Federal health officials are warning about rare, but serious risks that may result from electrical operating room tables moving unexpectedly during surgical procedures, indicating that medical providers can follow a series of steps to protect patients from these avoidable surgical complications.

In a letter to healthcare providers and medical facilities sent on February 29, the U.S. Food and Drug Administration (FDA) indicated that a number of adverse events have been reported when electrical operating room tables moved suddenly, calling for increased awareness of the risk.

Electrical operating tables are commonly used during surgery and other minor procedures, allowing healthcare providers to move the patient up and down, as well as rotate for better positioning, to give surgeons better access to surgical sites during medical procedures. However, reports suggest that some doctors have experienced problems positioning the tables, or experienced unintended movements, which could directly result in serious patient injury, or delay surgical procedures, which may also result in life-threatening complications.

The notice was not specific to any particular product or design problems. However, the FDA indicates that there are a number of steps that can be taken to eliminate the risks associated with operating room tables moving during surgery.
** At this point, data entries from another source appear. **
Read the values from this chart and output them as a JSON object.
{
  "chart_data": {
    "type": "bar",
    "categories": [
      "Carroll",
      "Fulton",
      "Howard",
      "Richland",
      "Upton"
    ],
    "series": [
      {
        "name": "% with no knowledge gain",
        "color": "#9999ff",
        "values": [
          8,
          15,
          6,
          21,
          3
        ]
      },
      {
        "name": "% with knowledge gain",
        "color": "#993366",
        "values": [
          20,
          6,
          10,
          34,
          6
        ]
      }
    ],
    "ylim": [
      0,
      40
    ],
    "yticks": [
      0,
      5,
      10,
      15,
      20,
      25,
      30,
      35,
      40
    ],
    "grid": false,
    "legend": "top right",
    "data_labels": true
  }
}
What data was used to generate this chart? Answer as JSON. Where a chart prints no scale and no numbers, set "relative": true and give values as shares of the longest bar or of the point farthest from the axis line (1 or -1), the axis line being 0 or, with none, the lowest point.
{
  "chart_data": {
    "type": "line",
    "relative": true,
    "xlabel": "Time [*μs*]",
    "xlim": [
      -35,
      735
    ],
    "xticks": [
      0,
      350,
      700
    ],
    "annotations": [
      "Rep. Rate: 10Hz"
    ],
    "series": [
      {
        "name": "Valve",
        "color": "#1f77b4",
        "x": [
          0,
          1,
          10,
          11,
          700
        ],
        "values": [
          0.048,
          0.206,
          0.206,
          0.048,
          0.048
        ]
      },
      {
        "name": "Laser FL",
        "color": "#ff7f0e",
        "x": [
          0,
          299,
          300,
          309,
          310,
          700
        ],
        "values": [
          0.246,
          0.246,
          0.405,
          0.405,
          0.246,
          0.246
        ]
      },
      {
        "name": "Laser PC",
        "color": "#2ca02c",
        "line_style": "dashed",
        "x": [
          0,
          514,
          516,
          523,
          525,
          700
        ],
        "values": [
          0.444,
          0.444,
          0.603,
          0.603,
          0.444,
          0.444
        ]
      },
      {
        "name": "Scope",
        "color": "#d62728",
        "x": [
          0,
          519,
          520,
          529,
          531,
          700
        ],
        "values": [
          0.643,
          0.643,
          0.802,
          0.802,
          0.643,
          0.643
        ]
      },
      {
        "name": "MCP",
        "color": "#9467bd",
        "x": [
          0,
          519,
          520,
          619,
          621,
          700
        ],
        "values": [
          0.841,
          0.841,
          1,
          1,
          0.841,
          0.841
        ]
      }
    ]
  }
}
The recommendations outlined by the FDA include:

• Review the manufacturer’s instructions for the surgical table and become familiar with how to use the device properly.
• Make sure to train staff appropriately on how to use the table.
• Check for blocks or other obstructions before positioning the table. If an obstruction is found, make sure to return the table to a neutral position. Then, remove the obstruction before returning the table to the original position.
• Adhere to a regular maintenance schedule and conduct regular safety checks.
• Do not exceed the maximum load limit.

The agency indicates it will continue to work with manufacturers, healthcare facilities, and other organizations to ensure users have training on the proper use of the tables and are aware of the potential risks.

The FDA also said it will continue to monitor reports of injuries and analyze data related to operating room tables to help further understand the risks posed to patients, and will continue to inform the public and healthcare providers of any developments related to this issue.

Healthcare providers should report any adverse events or suspected problems linked to electrical operating tables to the FDA’s MedWatch Adverse Event Reporting program.